What Should Parents Do if Their Child Discloses Suicidal Thoughts?
First and foremost, it is important to listen. Really listen.
It is a natural response to want to talk your teen out of suicide, to react with fear and anguish, to do anything to keep your child safe. And there is a time and place for all of those. But what teens need first is nonjudgmental listening and exploration of their pain.
With that in mind, for advice on what parents can say and do to help if their child is thinking of suicide, see my post “If You Suspect a Friend or Loved One is Thinking of Suicide,” in particular the section on listening and exploration.
You may also find useful the posts, 10 Things Not to Say to a Suicidal Person and 10 Things to Say to a Suicidal Person.
EDITED: 4/24/2016
© Copyright 2013 Stacey Freedenthal, PhD, LCSW, All rights Reserved. Written For: Speaking of Suicide. Photo purchased from Fotolia.com
It’s funny. My parents only believe that suicide is for the mentally ill. They don’t believe I’m one of them. Which is true to an extent, although my entire life I have never talked to a professional that could diagnose me incase I had any.
The first time I told my school counsellors (worst mistake I’ve ever made.) they told my parents.

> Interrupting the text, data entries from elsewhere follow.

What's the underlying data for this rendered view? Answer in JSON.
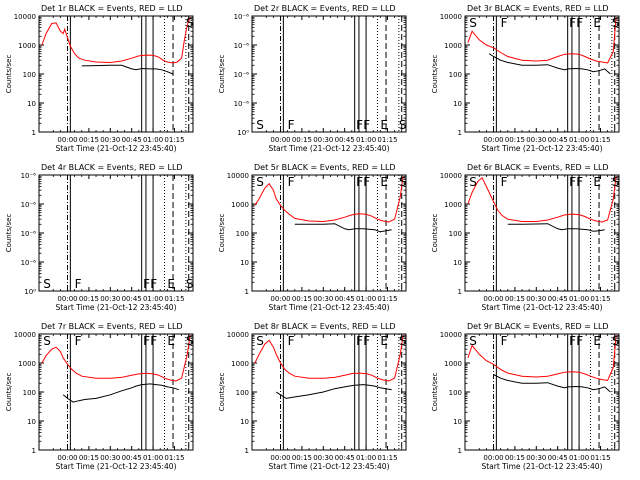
{
  "chart_data": [
    {
      "type": "line",
      "title": "Det 1r BLACK = Events, RED = LLD",
      "xlabel": "Start Time (21-Oct-12 23:45:40)",
      "ylabel": "Counts/sec",
      "yscale": "log",
      "ylim": [
        1,
        10000
      ],
      "y_ticks": [
        "1",
        "10",
        "100",
        "1000",
        "10000"
      ],
      "x_ticks": [
        "00:00",
        "00:15",
        "00:30",
        "00:45",
        "01:00",
        "01:15"
      ],
      "markers": [
        "",
        "",
        "",
        "",
        "",
        "S"
      ],
      "vlines": {
        "dash_dot": [
          0
        ],
        "solid": [
          2,
          52,
          55,
          60
        ],
        "dotted": [
          68,
          83
        ],
        "dashed": [
          74,
          85
        ]
      },
      "series": [
        {
          "color": "#ff0000",
          "x": [
            -18,
            -15,
            -11,
            -8,
            -5,
            -3,
            -2,
            0,
            2,
            5,
            8,
            12,
            20,
            30,
            38,
            45,
            50,
            55,
            60,
            64,
            67,
            70,
            74,
            77,
            80,
            82,
            84,
            86
          ],
          "values": [
            1000,
            2500,
            5500,
            5800,
            3000,
            2500,
            3500,
            1800,
            900,
            500,
            350,
            300,
            260,
            250,
            280,
            350,
            420,
            450,
            440,
            380,
            300,
            260,
            240,
            260,
            350,
            1500,
            5000,
            9000
          ]
        },
        {
          "color": "#000000",
          "x": [
            10,
            20,
            30,
            38,
            45,
            48,
            51,
            52,
            58,
            62,
            66,
            70,
            74
          ],
          "values": [
            190,
            195,
            200,
            200,
            150,
            140,
            150,
            155,
            150,
            150,
            140,
            120,
            100
          ]
        }
      ]
    },
    {
      "type": "line",
      "title": "Det 2r BLACK = Events, RED = LLD",
      "xlabel": "Start Time (21-Oct-12 23:45:40)",
      "ylabel": "Counts/sec",
      "yscale": "log",
      "ylim": [
        1,
        10
      ],
      "y_ticks": [
        "10⁰",
        "10⁻⁶",
        "10⁻⁶",
        "10⁻⁶",
        "10⁻⁶"
      ],
      "x_ticks": [
        "00:00",
        "00:15",
        "00:30",
        "00:45",
        "01:00",
        "01:15"
      ],
      "markers": [
        "S",
        "F",
        "F",
        "F",
        "E",
        "S"
      ],
      "vlines": {
        "dash_dot": [
          0
        ],
        "solid": [
          2,
          52,
          55,
          60
        ],
        "dotted": [
          68,
          83
        ],
        "dashed": [
          74,
          85
        ]
      },
      "series": []
    },
    {
      "type": "line",
      "title": "Det 3r BLACK = Events, RED = LLD",
      "xlabel": "Start Time (21-Oct-12 23:45:40)",
      "ylabel": "Counts/sec",
      "yscale": "log",
      "ylim": [
        1,
        10000
      ],
      "y_ticks": [
        "1",
        "10",
        "100",
        "1000",
        "10000"
      ],
      "x_ticks": [
        "00:00",
        "00:15",
        "00:30",
        "00:45",
        "01:00",
        "01:15"
      ],
      "markers": [
        "S",
        "F",
        "F",
        "F",
        "E",
        "S"
      ],
      "vlines": {
        "dash_dot": [
          0
        ],
        "solid": [
          2,
          52,
          55,
          60
        ],
        "dotted": [
          68,
          83
        ],
        "dashed": [
          74,
          85
        ]
      },
      "series": [
        {
          "color": "#ff0000",
          "x": [
            -18,
            -15,
            -10,
            -5,
            0,
            5,
            10,
            20,
            30,
            38,
            45,
            50,
            55,
            60,
            64,
            68,
            72,
            76,
            80,
            84,
            86
          ],
          "values": [
            1200,
            3000,
            1500,
            1000,
            800,
            550,
            400,
            300,
            280,
            300,
            400,
            480,
            500,
            480,
            400,
            330,
            280,
            260,
            240,
            600,
            9000
          ]
        },
        {
          "color": "#000000",
          "x": [
            -3,
            0,
            5,
            10,
            20,
            30,
            38,
            45,
            50,
            52,
            58,
            62,
            66,
            70,
            74,
            78,
            82
          ],
          "values": [
            500,
            400,
            300,
            250,
            200,
            200,
            210,
            160,
            140,
            150,
            155,
            150,
            140,
            120,
            130,
            150,
            100
          ]
        }
      ]
    },
    {
      "type": "line",
      "title": "Det 4r BLACK = Events, RED = LLD",
      "xlabel": "Start Time (21-Oct-12 23:45:40)",
      "ylabel": "Counts/sec",
      "yscale": "log",
      "ylim": [
        1,
        10
      ],
      "y_ticks": [
        "10⁰",
        "10⁻⁶",
        "10⁻⁶",
        "10⁻⁶",
        "10⁻⁶"
      ],
      "x_ticks": [
        "00:00",
        "00:15",
        "00:30",
        "00:45",
        "01:00",
        "01:15"
      ],
      "markers": [
        "S",
        "F",
        "F",
        "F",
        "E",
        "S"
      ],
      "vlines": {
        "dash_dot": [
          0
        ],
        "solid": [
          2,
          52,
          55,
          60
        ],
        "dotted": [
          68,
          83
        ],
        "dashed": [
          74,
          85
        ]
      },
      "series": []
    },
    {
      "type": "line",
      "title": "Det 5r BLACK = Events, RED = LLD",
      "xlabel": "Start Time (21-Oct-12 23:45:40)",
      "ylabel": "Counts/sec",
      "yscale": "log",
      "ylim": [
        1,
        10000
      ],
      "y_ticks": [
        "1",
        "10",
        "100",
        "1000",
        "10000"
      ],
      "x_ticks": [
        "00:00",
        "00:15",
        "00:30",
        "00:45",
        "01:00",
        "01:15"
      ],
      "markers": [
        "S",
        "F",
        "F",
        "F",
        "E",
        "S"
      ],
      "vlines": {
        "dash_dot": [
          0
        ],
        "solid": [
          2,
          52,
          55,
          60
        ],
        "dotted": [
          68,
          83
        ],
        "dashed": [
          74,
          85
        ]
      },
      "series": [
        {
          "color": "#ff0000",
          "x": [
            -18,
            -15,
            -11,
            -8,
            -5,
            -3,
            0,
            3,
            6,
            10,
            20,
            30,
            38,
            45,
            50,
            55,
            60,
            64,
            68,
            72,
            76,
            80,
            84,
            86
          ],
          "values": [
            900,
            1500,
            3500,
            5000,
            3000,
            1500,
            900,
            600,
            450,
            320,
            260,
            250,
            280,
            350,
            420,
            460,
            440,
            380,
            300,
            260,
            240,
            300,
            1800,
            9000
          ]
        },
        {
          "color": "#000000",
          "x": [
            10,
            20,
            30,
            38,
            45,
            48,
            52,
            58,
            62,
            66,
            70,
            74,
            78
          ],
          "values": [
            200,
            200,
            200,
            210,
            140,
            130,
            140,
            140,
            135,
            130,
            110,
            120,
            130
          ]
        }
      ]
    },
    {
      "type": "line",
      "title": "Det 6r BLACK = Events, RED = LLD",
      "xlabel": "Start Time (21-Oct-12 23:45:40)",
      "ylabel": "Counts/sec",
      "yscale": "log",
      "ylim": [
        1,
        10000
      ],
      "y_ticks": [
        "1",
        "10",
        "100",
        "1000",
        "10000"
      ],
      "x_ticks": [
        "00:00",
        "00:15",
        "00:30",
        "00:45",
        "01:00",
        "01:15"
      ],
      "markers": [
        "S",
        "F",
        "F",
        "F",
        "E",
        "S"
      ],
      "vlines": {
        "dash_dot": [
          0
        ],
        "solid": [
          2,
          52,
          55,
          60
        ],
        "dotted": [
          68,
          83
        ],
        "dashed": [
          74,
          85
        ]
      },
      "series": [
        {
          "color": "#ff0000",
          "x": [
            -18,
            -15,
            -11,
            -8,
            -5,
            -3,
            0,
            3,
            6,
            10,
            20,
            30,
            38,
            45,
            50,
            55,
            60,
            64,
            68,
            72,
            76,
            80,
            84,
            86
          ],
          "values": [
            1000,
            2500,
            6000,
            8000,
            4000,
            2500,
            1200,
            600,
            400,
            300,
            250,
            250,
            280,
            350,
            420,
            450,
            430,
            370,
            300,
            260,
            240,
            280,
            1500,
            9000
          ]
        },
        {
          "color": "#000000",
          "x": [
            10,
            20,
            30,
            38,
            45,
            48,
            52,
            58,
            62,
            66,
            70,
            74,
            78
          ],
          "values": [
            200,
            200,
            205,
            210,
            140,
            130,
            140,
            140,
            135,
            130,
            115,
            120,
            130
          ]
        }
      ]
    },
    {
      "type": "line",
      "title": "Det 7r BLACK = Events, RED = LLD",
      "xlabel": "Start Time (21-Oct-12 23:45:40)",
      "ylabel": "Counts/sec",
      "yscale": "log",
      "ylim": [
        1,
        10000
      ],
      "y_ticks": [
        "1",
        "10",
        "100",
        "1000",
        "10000"
      ],
      "x_ticks": [
        "00:00",
        "00:15",
        "00:30",
        "00:45",
        "01:00",
        "01:15"
      ],
      "markers": [
        "S",
        "F",
        "F",
        "F",
        "E",
        "S"
      ],
      "vlines": {
        "dash_dot": [
          0
        ],
        "solid": [
          2,
          52,
          55,
          60
        ],
        "dotted": [
          68,
          83
        ],
        "dashed": [
          74,
          85
        ]
      },
      "series": [
        {
          "color": "#ff0000",
          "x": [
            -18,
            -15,
            -11,
            -8,
            -5,
            -3,
            0,
            3,
            6,
            10,
            20,
            30,
            38,
            45,
            50,
            55,
            60,
            64,
            68,
            72,
            76,
            80,
            84,
            86
          ],
          "values": [
            1000,
            1800,
            3000,
            3500,
            2500,
            1500,
            900,
            600,
            450,
            350,
            300,
            300,
            320,
            380,
            420,
            440,
            420,
            380,
            300,
            260,
            240,
            300,
            2000,
            9000
          ]
        },
        {
          "color": "#000000",
          "x": [
            -3,
            0,
            4,
            8,
            12,
            20,
            30,
            38,
            45,
            48,
            52,
            58,
            62,
            66,
            70,
            74,
            78
          ],
          "values": [
            80,
            60,
            45,
            50,
            55,
            60,
            80,
            110,
            140,
            160,
            180,
            190,
            180,
            170,
            150,
            140,
            120
          ]
        }
      ]
    },
    {
      "type": "line",
      "title": "Det 8r BLACK = Events, RED = LLD",
      "xlabel": "Start Time (21-Oct-12 23:45:40)",
      "ylabel": "Counts/sec",
      "yscale": "log",
      "ylim": [
        1,
        10000
      ],
      "y_ticks": [
        "1",
        "10",
        "100",
        "1000",
        "10000"
      ],
      "x_ticks": [
        "00:00",
        "00:15",
        "00:30",
        "00:45",
        "01:00",
        "01:15"
      ],
      "markers": [
        "S",
        "F",
        "F",
        "F",
        "E",
        "S"
      ],
      "vlines": {
        "dash_dot": [
          0
        ],
        "solid": [
          2,
          52,
          55,
          60
        ],
        "dotted": [
          68,
          83
        ],
        "dashed": [
          74,
          85
        ]
      },
      "series": [
        {
          "color": "#ff0000",
          "x": [
            -18,
            -15,
            -11,
            -8,
            -5,
            -3,
            0,
            3,
            6,
            10,
            20,
            30,
            38,
            45,
            50,
            55,
            60,
            64,
            68,
            72,
            76,
            80,
            84,
            86
          ],
          "values": [
            1000,
            2000,
            4500,
            6000,
            3500,
            2000,
            1000,
            600,
            450,
            350,
            300,
            300,
            320,
            380,
            430,
            450,
            430,
            380,
            300,
            260,
            240,
            300,
            2000,
            9000
          ]
        },
        {
          "color": "#000000",
          "x": [
            -3,
            0,
            4,
            8,
            12,
            20,
            30,
            38,
            45,
            48,
            52,
            58,
            62,
            66,
            70,
            74,
            78
          ],
          "values": [
            100,
            80,
            60,
            65,
            70,
            80,
            100,
            130,
            150,
            160,
            170,
            180,
            170,
            160,
            140,
            130,
            120
          ]
        }
      ]
    },
    {
      "type": "line",
      "title": "Det 9r BLACK = Events, RED = LLD",
      "xlabel": "Start Time (21-Oct-12 23:45:40)",
      "ylabel": "Counts/sec",
      "yscale": "log",
      "ylim": [
        1,
        10000
      ],
      "y_ticks": [
        "1",
        "10",
        "100",
        "1000",
        "10000"
      ],
      "x_ticks": [
        "00:00",
        "00:15",
        "00:30",
        "00:45",
        "01:00",
        "01:15"
      ],
      "markers": [
        "S",
        "F",
        "F",
        "F",
        "E",
        "S"
      ],
      "vlines": {
        "dash_dot": [
          0
        ],
        "solid": [
          2,
          52,
          55,
          60
        ],
        "dotted": [
          68,
          83
        ],
        "dashed": [
          74,
          85
        ]
      },
      "series": [
        {
          "color": "#ff0000",
          "x": [
            -18,
            -15,
            -10,
            -5,
            0,
            5,
            10,
            20,
            30,
            38,
            45,
            50,
            55,
            60,
            64,
            68,
            72,
            76,
            80,
            84,
            86
          ],
          "values": [
            1500,
            4000,
            2000,
            1200,
            900,
            600,
            450,
            350,
            330,
            350,
            420,
            480,
            500,
            480,
            420,
            350,
            300,
            270,
            250,
            700,
            9000
          ]
        },
        {
          "color": "#000000",
          "x": [
            0,
            5,
            10,
            20,
            30,
            38,
            45,
            50,
            52,
            58,
            62,
            66,
            70,
            74,
            78,
            82
          ],
          "values": [
            400,
            300,
            250,
            200,
            200,
            210,
            160,
            140,
            150,
            155,
            150,
            140,
            120,
            130,
            150,
            100
          ]
        }
      ]
    }
  ]
}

Later that day, after school . My father came up to me and yelled at me, he said, that “suicide is stupid, it’s only for the mentally ill.”
My mother was crying. Crying from what she heard. I now never tell any adult, I only mention suicide and have a conversation about it but never tell anyone about my thoughts, and how it hurts me.

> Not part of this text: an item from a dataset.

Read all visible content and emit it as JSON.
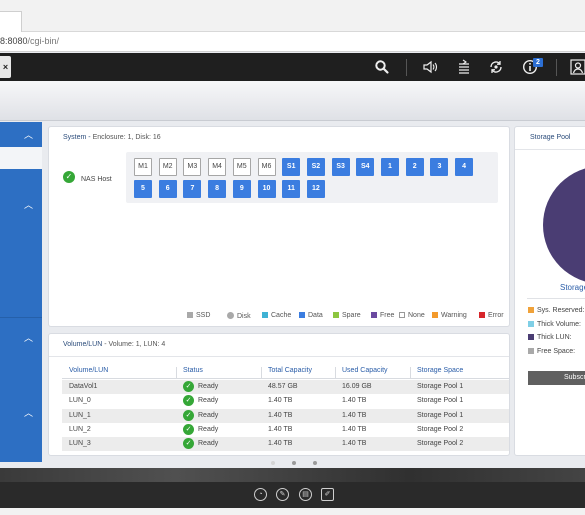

I learnt to never speak up, to never be weak, to never let my parents know. My parents can never know. If they do, they’ll yell at me. They’ll cry. I don’t want my mother to cry.
Another reason would be the parent not believing or dismissing those thoughts. Every time I try to explain my thoughts to my mother, she always says I’m “just being melodramatic”, which results in me not even wanting to tell her anything anymore because I know she would never believe me.
I am a sixteen year old boy, I really resonate with number eight, for two years now my mother has hurled verbal abuse at me and when I told her I felt like ending it all she insulted and mocked me about it, I only look for consolation and love from my closest friend for this reason. I love my mum but I get the feeling that is not reciprocated.
Please take all that is said by your child seriously, if I did not have that friend I wouldn’t be typing this right now.